The problem for many Democrats is that the proposal would make processing orders for investors on the West Coast very difficult, given that 4 p.m. ET is 1 p.m. PT and 11 a.m. Hawaii-Aleutian time. Representative Brad Sherman, D-California and the ranking member of the subcommittee, said the proposal would have a “horrendously discriminatory effect” on investors living in the Pacific time zone.

The time zone concern expressed here by Sherman closely mirrors concerns expressed by other Democrats during a full committee hearing in April.

Mike Hadley, a partner in the Davis & Harman law firm and a member of the Society of Professional Asset Managers and Recordkeepers (SPARK) Institute’s advocacy team, says the concern about time zone discrimination is “a real issue.”

He explains that it takes time for a recordkeeper to process trade orders. He estimates that trades would likely have to be received by 12 noon ET to receive that day’s price. Some retirement plans would have to get their orders in the day before, Hadley explains.

This time zone issue was not invented by the SEC or by swing pricing, but the swing-pricing proposal “aggravates it by many times over.”

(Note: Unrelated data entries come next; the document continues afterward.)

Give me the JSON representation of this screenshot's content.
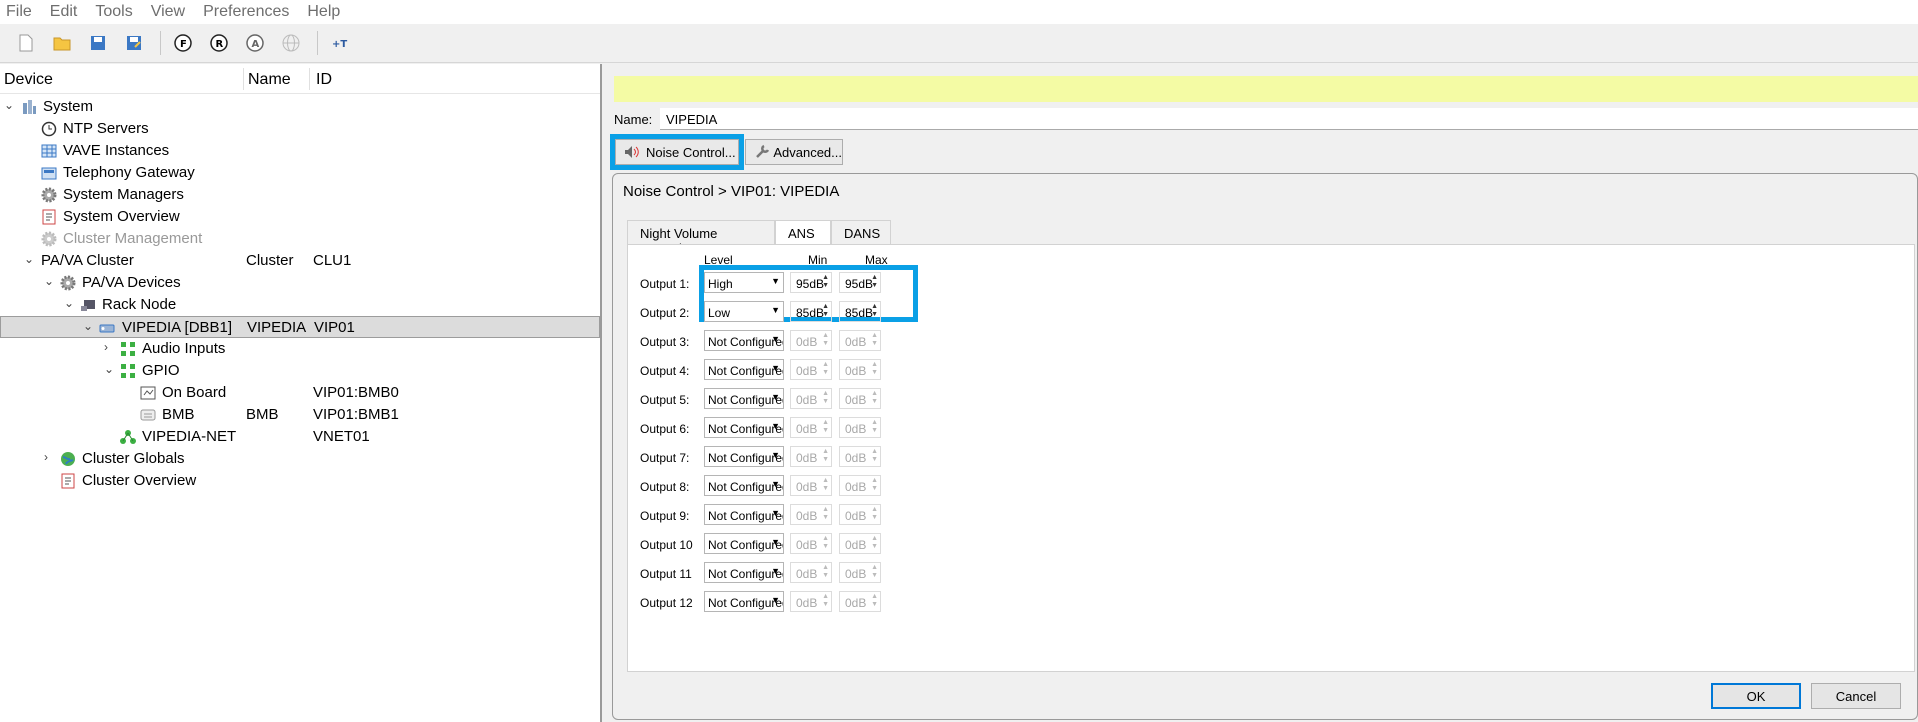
{
  "menu": [
    "File",
    "Edit",
    "Tools",
    "View",
    "Preferences",
    "Help"
  ],
  "toolbar": {
    "icons": [
      "new-file-icon",
      "open-folder-icon",
      "save-icon",
      "save-all-icon",
      "f-icon",
      "r-icon",
      "a-icon",
      "globe-icon",
      "text-tool-icon"
    ]
  },
  "tree": {
    "headers": {
      "device": "Device",
      "name": "Name",
      "id": "ID"
    },
    "rows": [
      {
        "label": "System",
        "name": "",
        "id": "",
        "icon": "system-icon"
      },
      {
        "label": "NTP Servers",
        "name": "",
        "id": "",
        "icon": "clock-icon"
      },
      {
        "label": "VAVE Instances",
        "name": "",
        "id": "",
        "icon": "grid-icon"
      },
      {
        "label": "Telephony Gateway",
        "name": "",
        "id": "",
        "icon": "phone-icon"
      },
      {
        "label": "System Managers",
        "name": "",
        "id": "",
        "icon": "gear-icon"
      },
      {
        "label": "System Overview",
        "name": "",
        "id": "",
        "icon": "document-icon"
      },
      {
        "label": "Cluster Management",
        "name": "",
        "id": "",
        "icon": "gear-icon"
      },
      {
        "label": "PA/VA Cluster",
        "name": "Cluster",
        "id": "CLU1",
        "icon": ""
      },
      {
        "label": "PA/VA Devices",
        "name": "",
        "id": "",
        "icon": "gear-icon"
      },
      {
        "label": "Rack Node",
        "name": "",
        "id": "",
        "icon": "rack-icon"
      },
      {
        "label": "VIPEDIA [DBB1]",
        "name": "VIPEDIA",
        "id": "VIP01",
        "icon": "device-icon"
      },
      {
        "label": "Audio Inputs",
        "name": "",
        "id": "",
        "icon": "audio-inputs-icon"
      },
      {
        "label": "GPIO",
        "name": "",
        "id": "",
        "icon": "gpio-icon"
      },
      {
        "label": "On Board",
        "name": "",
        "id": "VIP01:BMB0",
        "icon": "board-icon"
      },
      {
        "label": "BMB",
        "name": "BMB",
        "id": "VIP01:BMB1",
        "icon": "board-icon"
      },
      {
        "label": "VIPEDIA-NET",
        "name": "",
        "id": "VNET01",
        "icon": "network-icon"
      },
      {
        "label": "Cluster Globals",
        "name": "",
        "id": "",
        "icon": "globe-icon"
      },
      {
        "label": "Cluster Overview",
        "name": "",
        "id": "",
        "icon": "document-icon"
      }
    ]
  },
  "props": {
    "name_label": "Name:",
    "name_value": "VIPEDIA",
    "noise_btn": "Noise Control...",
    "advanced_btn": "Advanced..."
  },
  "dialog": {
    "title": "Noise Control > VIP01: VIPEDIA",
    "tabs": [
      "Night Volume Control",
      "ANS",
      "DANS"
    ],
    "active_tab": "ANS",
    "col_level": "Level",
    "col_min": "Min",
    "col_max": "Max",
    "outputs": [
      {
        "label": "Output 1:",
        "level": "High",
        "min": "95dB",
        "max": "95dB",
        "enabled": true
      },
      {
        "label": "Output 2:",
        "level": "Low",
        "min": "85dB",
        "max": "85dB",
        "enabled": true
      },
      {
        "label": "Output 3:",
        "level": "Not Configured",
        "min": "0dB",
        "max": "0dB",
        "enabled": false
      },
      {
        "label": "Output 4:",
        "level": "Not Configured",
        "min": "0dB",
        "max": "0dB",
        "enabled": false
      },
      {
        "label": "Output 5:",
        "level": "Not Configured",
        "min": "0dB",
        "max": "0dB",
        "enabled": false
      },
      {
        "label": "Output 6:",
        "level": "Not Configured",
        "min": "0dB",
        "max": "0dB",
        "enabled": false
      },
      {
        "label": "Output 7:",
        "level": "Not Configured",
        "min": "0dB",
        "max": "0dB",
        "enabled": false
      },
      {
        "label": "Output 8:",
        "level": "Not Configured",
        "min": "0dB",
        "max": "0dB",
        "enabled": false
      },
      {
        "label": "Output 9:",
        "level": "Not Configured",
        "min": "0dB",
        "max": "0dB",
        "enabled": false
      },
      {
        "label": "Output 10",
        "level": "Not Configured",
        "min": "0dB",
        "max": "0dB",
        "enabled": false
      },
      {
        "label": "Output 11",
        "level": "Not Configured",
        "min": "0dB",
        "max": "0dB",
        "enabled": false
      },
      {
        "label": "Output 12",
        "level": "Not Configured",
        "min": "0dB",
        "max": "0dB",
        "enabled": false
      }
    ],
    "ok": "OK",
    "cancel": "Cancel"
  },
  "colors": {
    "highlight": "#0aa0e6",
    "info_bar": "#f4fba4"
  }
}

Sherman also expresses skepticism about the swing pricing mechanism itself, which passes the costs of trading on to the sellers of a mutual fund instead of the holders in order to mitigate dilution and discourage panic selling. Sherman likens this to charging for life preservers or lifeboats. He argues that investors will be less likely to invest in mutual funds if they believe they will penalized for selling in tough times in the future.

He says that swing pricing “seems like the worst idea you could have in trying to achieve our objectives.”

Sherman pressed Jessica Wachter, the director of the SEC’s Division of Economic and Risk Analysis, who was called to testify, if the SEC had done any analysis on whether swing pricing would discourage investment in mutual funds. Wachter did not offer a direct answer.

Market Structure Proposals

Other Democrats at the hearing also pushed back against some of the market structure proposals offered by the SEC in December 2022, suggesting that they may be on shaky ground as well.

Representative David Scott, D-Georgia, asked Haoxiang Zhu, the director of the SEC’s Division of Trading and Markets, if the SEC would consider implementing the update to Rule 605, which would require brokers to publish monthly quality-of-execution reports so that more data is available to the SEC before it implements the other three proposals.

This request mirrors many of the comments on the proposals, which Zhu acknowledged. A Republican spending bill also blocks all of the market structure proposals except the Rule 605 update. Zhu answered that he would consider Scott’s and others’ comments.

Scott answered that “using the latest and most available statistics” is critical to evaluating the merit of the other three proposals.

Representative Wiley Nickel, D-North Carolina, said many of his constituents are concerned about these proposals, especially the Order Competition Rule, which would require rapid auctions for certain retail orders to achieve more competitive pricing. Nickel asked Wachter if she would agree that smaller retail orders for less liquid stocks will actually receive reduced execution quality if nobody shows up on the other side of the auction.

Wachter answered that stocks outside the S&P 500 actually received better price improvement in the SEC’s economic analysis of the Order Competition Rule than those inside it and that the analysis suggested this “might not be a concern.”